Our protagonist reminds me somewhat of loveable psycho, Marv of Sin City [I just realized I have yet to review any Sin City... I should get on that]: huge, muscly, violent and easily confused, but a tendency toward protecting the innocent. We never get to see the face of our self-declared superhero, however, as he is always wearing a goofy-looking mask.
Speaking of easily confused, it is easy to get a bit disoriented about what is what. We go from dream to reality to dream, then both simultaneously. A lot of time is spent in a place called “The Outback”, which seems to exist in Julie's subconscious. It gets a little convoluted.
The layout of the panels gets pretty creative and interesting, and the art style changes based on what is happening in the story, like in the Seuss-esque dream sequence based on a fictional cartoon called “The Crappon Inna Hat”. It becomes more detailed and starts to look like a surreal painting when they introduce Julie's alter-ego, the Jungle Queen. It is also somewhat reminiscent of Spawn [they had the same publisher] at times, especially the way Mr. Gone's massive cape billows all over the damn place.
There are a lot of funny, little, background details [post-it notes on Julie's wall read “throw out milk” and “buy milk”][and I saw a guy wearing a Butthole Surfers t-shirt!] to dazzle the eye. There's even a visual reference to Neil Gaiman’s Death!

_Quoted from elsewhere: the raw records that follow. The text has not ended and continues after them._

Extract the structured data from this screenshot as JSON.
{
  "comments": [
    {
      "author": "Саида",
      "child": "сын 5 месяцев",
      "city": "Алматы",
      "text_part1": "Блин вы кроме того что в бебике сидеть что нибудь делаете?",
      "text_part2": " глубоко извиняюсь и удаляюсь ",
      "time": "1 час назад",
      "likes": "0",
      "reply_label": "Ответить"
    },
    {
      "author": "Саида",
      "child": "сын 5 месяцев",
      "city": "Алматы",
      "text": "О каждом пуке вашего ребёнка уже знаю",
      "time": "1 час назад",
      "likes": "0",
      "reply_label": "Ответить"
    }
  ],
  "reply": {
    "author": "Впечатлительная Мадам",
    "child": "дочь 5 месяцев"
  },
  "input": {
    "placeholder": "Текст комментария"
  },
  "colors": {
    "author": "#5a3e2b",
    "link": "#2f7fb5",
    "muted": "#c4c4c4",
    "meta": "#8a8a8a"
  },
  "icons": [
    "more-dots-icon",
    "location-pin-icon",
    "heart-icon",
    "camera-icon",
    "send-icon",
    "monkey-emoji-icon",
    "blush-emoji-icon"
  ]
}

We also get a cameo by Savage Dragon [another publisher-mate] and a parody of Calvin and Hobbes in a boy named Henry, with his pet ocelot, Nietzsche.
With its endless references to other comics, music, television and brand names, The Maxx is a bit of a cross section of pop culture. Maxx keeps talking about Cheers and is deeply affected when he is told it's been canceled. It shows how deeply pop culture can become engrained in our lives, to the point that, like the characters' struggle with what is real and what is not, society has a hard time figuring out what actually matters.
I feel like I can't give it a full endorsement because the story [issues 1-6] raises more questions than it answers, but it is so entertaining, charming, and kinetic that I don't really mind so much. I would like to see where it goes from here.